Thursday, January 28, 2016

Methi and mooli (fenugreek, radish) ka paratha

We make methi ka paratha and mooli ka paratha. Today my husband suggested combining both. It was a successful experiment. It had the predominant taste of fenugreek leaves, with the crunchiness and mild flavor of radish.

Ingredients:

1 ½ cups fenugreek leaves separated and washed
¾ cup grated radish
100 gms wheat flour (for 3 parathas)
Salt to taste
½ cup water



Method: 

-         Knead all the ingredients to a smooth dough
-         Divide into three portions


-         Roll them out and roast on a hot thava , flipping to cook both sides and apply ghee on both sides

-         Serve with any curry or raita

Methi and mooli ka paratha with banana raita and aloo matar ki sabzi (potato green peas curry)

Tuesday, January 5, 2016

Gooseberry pickle

Ingredients:

Gooseberries    - 20
Salt to taste
Oil        - 2 tbsps
Mustard seeds  - ½ tsp
Asafoetida        - a pinch
Powdered fenugreek seeds       - ¼ tsp
Curry leaves     - a few
Turmeric powder          - 1/3 tsp
Red chilli powder          - ½ tsp

Method:

-         Pressure cook gooseberries with a little salt and one cup water.
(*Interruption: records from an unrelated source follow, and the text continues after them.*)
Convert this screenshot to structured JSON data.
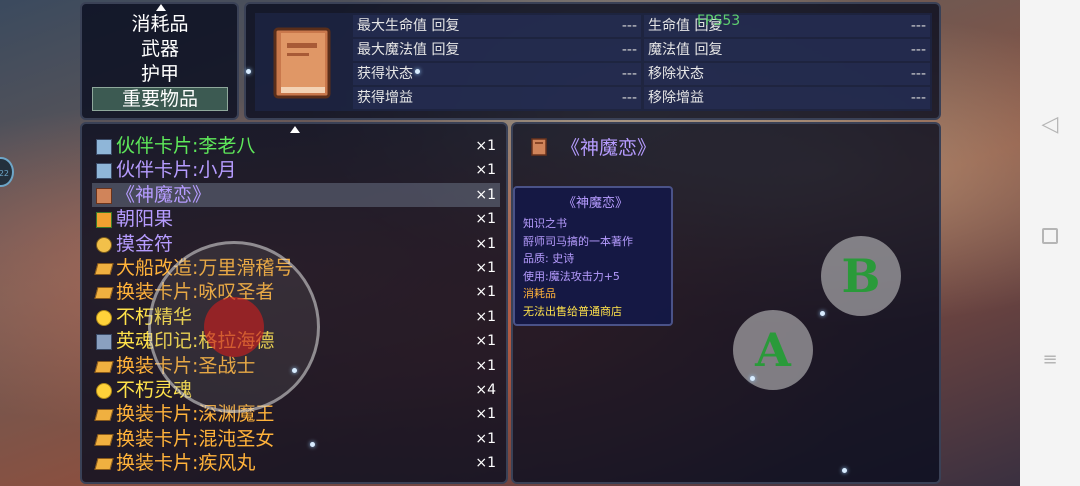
{
  "categories": [
    {
      "label": "消耗品",
      "selected": false
    },
    {
      "label": "武器",
      "selected": false
    },
    {
      "label": "护甲",
      "selected": false
    },
    {
      "label": "重要物品",
      "selected": true
    }
  ],
  "stats": {
    "left": [
      {
        "label": "最大生命值 回复",
        "value": "---"
      },
      {
        "label": "最大魔法值 回复",
        "value": "---"
      },
      {
        "label": "获得状态",
        "value": "---"
      },
      {
        "label": "获得增益",
        "value": "---"
      }
    ],
    "right": [
      {
        "label": "生命值 回复",
        "value": "---"
      },
      {
        "label": "魔法值 回复",
        "value": "---"
      },
      {
        "label": "移除状态",
        "value": "---"
      },
      {
        "label": "移除增益",
        "value": "---"
      }
    ],
    "fps": "FPS53"
  },
  "items": [
    {
      "name": "伙伴卡片:李老八",
      "qty": "×1",
      "color": "#5ee85a",
      "icon": "card-icon",
      "selected": false
    },
    {
      "name": "伙伴卡片:小月",
      "qty": "×1",
      "color": "#b69cff",
      "icon": "card-icon",
      "selected": false
    },
    {
      "name": "《神魔恋》",
      "qty": "×1",
      "color": "#b69cff",
      "icon": "book-icon",
      "selected": true
    },
    {
      "name": "朝阳果",
      "qty": "×1",
      "color": "#b69cff",
      "icon": "fruit-icon",
      "selected": false
    },
    {
      "name": "摸金符",
      "qty": "×1",
      "color": "#b69cff",
      "icon": "charm-icon",
      "selected": false
    },
    {
      "name": "大船改造:万里滑稽号",
      "qty": "×1",
      "color": "#ffb23a",
      "icon": "ticket-icon",
      "selected": false
    },
    {
      "name": "换装卡片:咏叹圣者",
      "qty": "×1",
      "color": "#ffb23a",
      "icon": "ticket-icon",
      "selected": false
    },
    {
      "name": "不朽精华",
      "qty": "×1",
      "color": "#ffe24a",
      "icon": "orb-icon",
      "selected": false
    },
    {
      "name": "英魂印记:格拉海德",
      "qty": "×1",
      "color": "#ffe24a",
      "icon": "seal-icon",
      "selected": false
    },
    {
      "name": "换装卡片:圣战士",
      "qty": "×1",
      "color": "#ffb23a",
      "icon": "ticket-icon",
      "selected": false
    },
    {
      "name": "不朽灵魂",
      "qty": "×4",
      "color": "#ffe24a",
      "icon": "orb-icon",
      "selected": false
    },
    {
      "name": "换装卡片:深渊魔王",
      "qty": "×1",
      "color": "#ffb23a",
      "icon": "ticket-icon",
      "selected": false
    },
    {
      "name": "换装卡片:混沌圣女",
      "qty": "×1",
      "color": "#ffb23a",
      "icon": "ticket-icon",
      "selected": false
    },
    {
      "name": "换装卡片:疾风丸",
      "qty": "×1",
      "color": "#ffb23a",
      "icon": "ticket-icon",
      "selected": false
    }
  ],
  "detail": {
    "title": "《神魔恋》",
    "tooltip": {
      "title": "《神魔恋》",
      "lines": [
        {
          "text": "知识之书",
          "color": "#b69cff"
        },
        {
          "text": "酹师司马搞的一本著作",
          "color": "#b69cff"
        },
        {
          "text": "品质: 史诗",
          "color": "#b69cff"
        },
        {
          "text": "使用:魔法攻击力+5",
          "color": "#b69cff"
        },
        {
          "text": "消耗品",
          "color": "#ffb23a"
        },
        {
          "text": "无法出售给普通商店",
          "color": "#ffe24a"
        }
      ]
    }
  },
  "controls": {
    "a_label": "A",
    "b_label": "B"
  },
  "status": {
    "edge_badge": "22"
  }
}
Switch off the gas when the first whistle comes. Cool, open the cooker, drain the goose berries and cool them. Remove the seeds and separate the gooseberries into small portions.
-         Add salt, turmeric powder and red chilli powder to the gooseberries and mix well.
-         Heat oil in a pan, add mustard seeds. When they splutter, add asafetida, the curry leaves and after a second, powdered fenugreek seeds. Stir well.
-         Add the gooseberries, mix well, keeping the flame low.
-         Remove from the flame after two three minutes.

-         This can be consumed like a sabzi, and will not remain for many days without refrigeration. 
-     You can add more oil while making, and store in a bottle like pickle, so that the gooseberries are covered with oil. This has long shelf life without refrigeration.